È il 1938. Il furore nazista incombe sulla Cecoslovacchia e Hitler è alle soglie della città. La paura dilaga, soprattutto fra gli ebrei del Ghetto. Non c’è tempo, bisogna fuggire. Bisogna salvare i più deboli, come i bambini senza famiglia, come la Bambina del Sale. Un’impresa impossibile. Eppure c’è un uomo che ci crede, un inglese di origini ebraiche, Nicholas Winton, che tenta il miracolo: allestire treni diretti nel Regno Unito per mettere in salvo quanti più bambini possibile. Tra mille ostacoli logistici e politici, e con l’aiuto della giovane Petra che lo guida in una città a lui sconosciuta e colma di fascino, Winton sta per riuscire nel suo eroico intento. Ma la Bambina del Sale sembra non voglia farsi salvare. Perché quello sguardo sfuggente? Quale segreto nasconde?
In questo toccante romanzo, che racconta la vicenda vera e dimenticata di sir Nicholas Winton, tornata alla luce grazie a un commovente video della BBC dove l’uomo ottantenne incontra a sorpresa i “suoi” bambini ormai adulti, Fabiano Massimi ci accompagna in un viaggio fra storia e finzione, rischiarando una delle pagine più oscure del nostro passato con la luce della speranza.

PROLOGO

Protettorato di Boemia
13 maggio 1939

Il treno aveva preso velocità appena fuori Praga, oltre i tetti e le guglie della Città Vecchia, oltre i quartieri bassi della prima periferia e le fabbriche che si assiepavano lungo il fiume, e adesso correva deciso attraverso la campagna boema, superando boschi, prati, piccoli borghi appoggiati ai piedi delle colline e fattorie isolate con i recinti costellati di animali. Dai finestrini dello scompartimento entrava un flusso ininterrotto di meraviglie che i bambini osservavano rapiti, le fronti appoggiate contro il vetro, le dita aperte come petali.

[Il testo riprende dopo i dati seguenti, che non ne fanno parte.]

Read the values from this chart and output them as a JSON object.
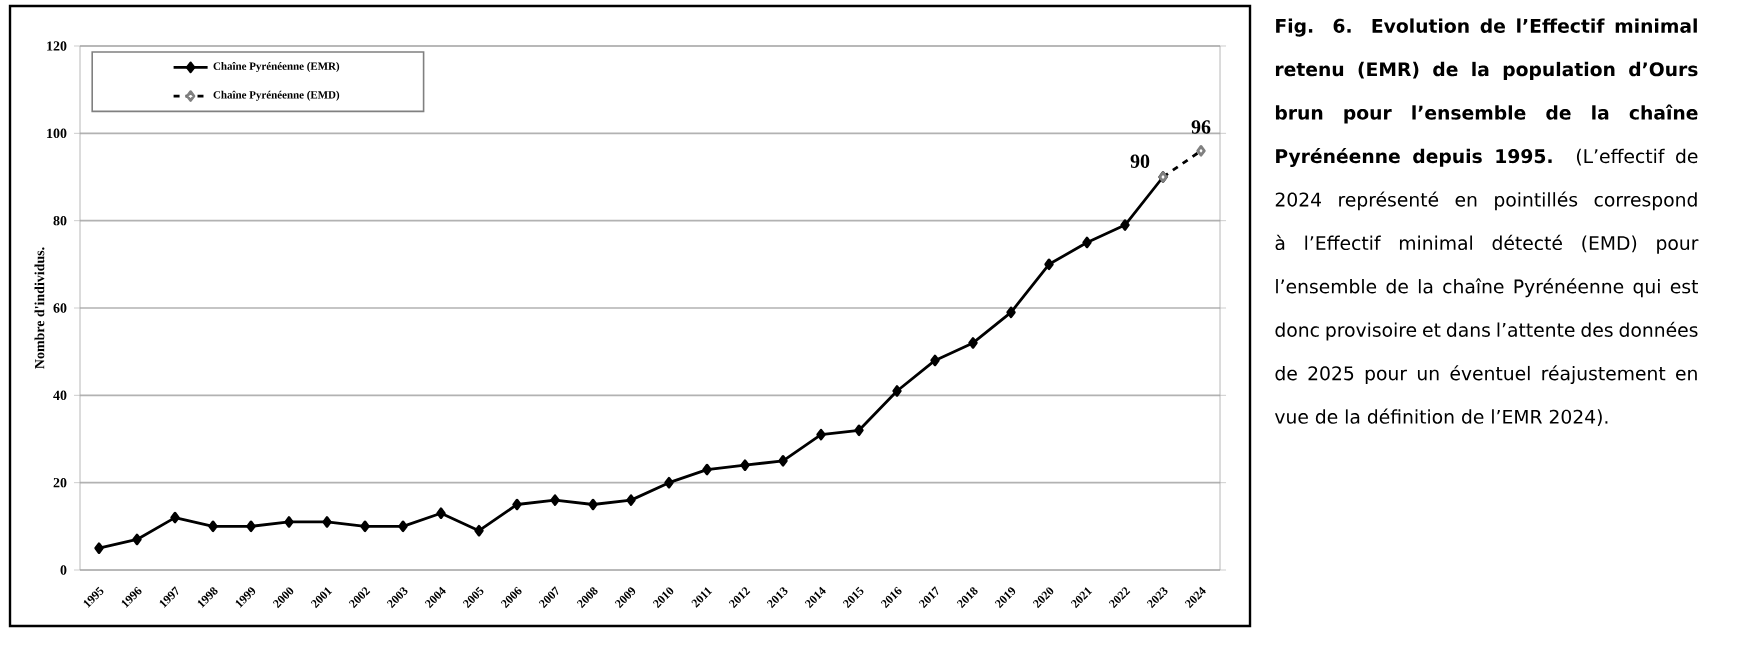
{
  "chart_data": {
    "type": "line",
    "title": "**Fig. 6. Evolution de l’Effectif minimal retenu (EMR) de la population d’Ours brun pour l’ensemble de la chaîne Pyrénéenne depuis 1995.**",
    "subtitle": "(L’effectif de 2024 représenté en pointillés correspond à l’Effectif minimal détecté (EMD) pour l’ensemble de la chaîne Pyrénéenne qui est donc provisoire et dans l’attente des données de 2025 pour un éventuel réajustement en vue de la définition de l’EMR 2024).",
    "ylabel": "Nombre d'individus.",
    "categories": [
      "1995",
      "1996",
      "1997",
      "1998",
      "1999",
      "2000",
      "2001",
      "2002",
      "2003",
      "2004",
      "2005",
      "2006",
      "2007",
      "2008",
      "2009",
      "2010",
      "2011",
      "2012",
      "2013",
      "2014",
      "2015",
      "2016",
      "2017",
      "2018",
      "2019",
      "2020",
      "2021",
      "2022",
      "2023",
      "2024"
    ],
    "series": [
      {
        "name": "Chaîne Pyrénéenne (EMR)",
        "color": "#000000",
        "line_style": "solid",
        "marker": "diamond",
        "values": [
          5,
          7,
          12,
          10,
          10,
          11,
          11,
          10,
          10,
          13,
          9,
          15,
          16,
          15,
          16,
          20,
          23,
          24,
          25,
          31,
          32,
          41,
          48,
          52,
          59,
          70,
          75,
          79,
          90,
          null
        ],
        "value_labels": [
          null,
          null,
          null,
          null,
          null,
          null,
          null,
          null,
          null,
          null,
          null,
          null,
          null,
          null,
          null,
          null,
          null,
          null,
          null,
          null,
          null,
          null,
          null,
          null,
          null,
          null,
          null,
          null,
          "90",
          null
        ]
      },
      {
        "name": "Chaîne Pyrénéenne (EMD)",
        "color": "#000000",
        "line_style": "dashed",
        "marker": "diamond",
        "values": [
          null,
          null,
          null,
          null,
          null,
          null,
          null,
          null,
          null,
          null,
          null,
          null,
          null,
          null,
          null,
          null,
          null,
          null,
          null,
          null,
          null,
          null,
          null,
          null,
          null,
          null,
          null,
          null,
          90,
          96
        ],
        "value_labels": [
          null,
          null,
          null,
          null,
          null,
          null,
          null,
          null,
          null,
          null,
          null,
          null,
          null,
          null,
          null,
          null,
          null,
          null,
          null,
          null,
          null,
          null,
          null,
          null,
          null,
          null,
          null,
          null,
          null,
          "96"
        ]
      }
    ],
    "ylim": [
      0,
      120
    ],
    "yticks": [
      0,
      20,
      40,
      60,
      80,
      100,
      120
    ],
    "grid": "y",
    "legend": "top left"
  }
}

Per molti di loro era il primo viaggio senza la famiglia, e tutto era così nuovo che non pensavano già più alla vita che si stavano lasciando alle spalle, alle madri e ai padri che li avevano accompagnati in stazione fingendo serenità per affidarli a degli sconosciuti, ai fratelli e agli amici che non avevano trovato posto sul convoglio e sarebbero partiti, forse, con i prossimi. Sulle guance dei più piccoli, le lacrime della partenza avevano disegnato tracce scure, saline, come ombre indelebili, ma i loro occhi splendevano osservando il mondo che si apriva oltre il vagone, e il rombo delle ruote sui binari li riempiva di entusiasmo. Entro la fine della giornata avrebbero visto il mare – il mare! – e si sarebbero imbarcati per l’Inghilterra, un luogo remoto e inimmaginabile che fin lì era esistito soltanto nei libri. Il tempo della nostalgia sarebbe venuto più tardi. Adesso era il momento dell’eccitazione.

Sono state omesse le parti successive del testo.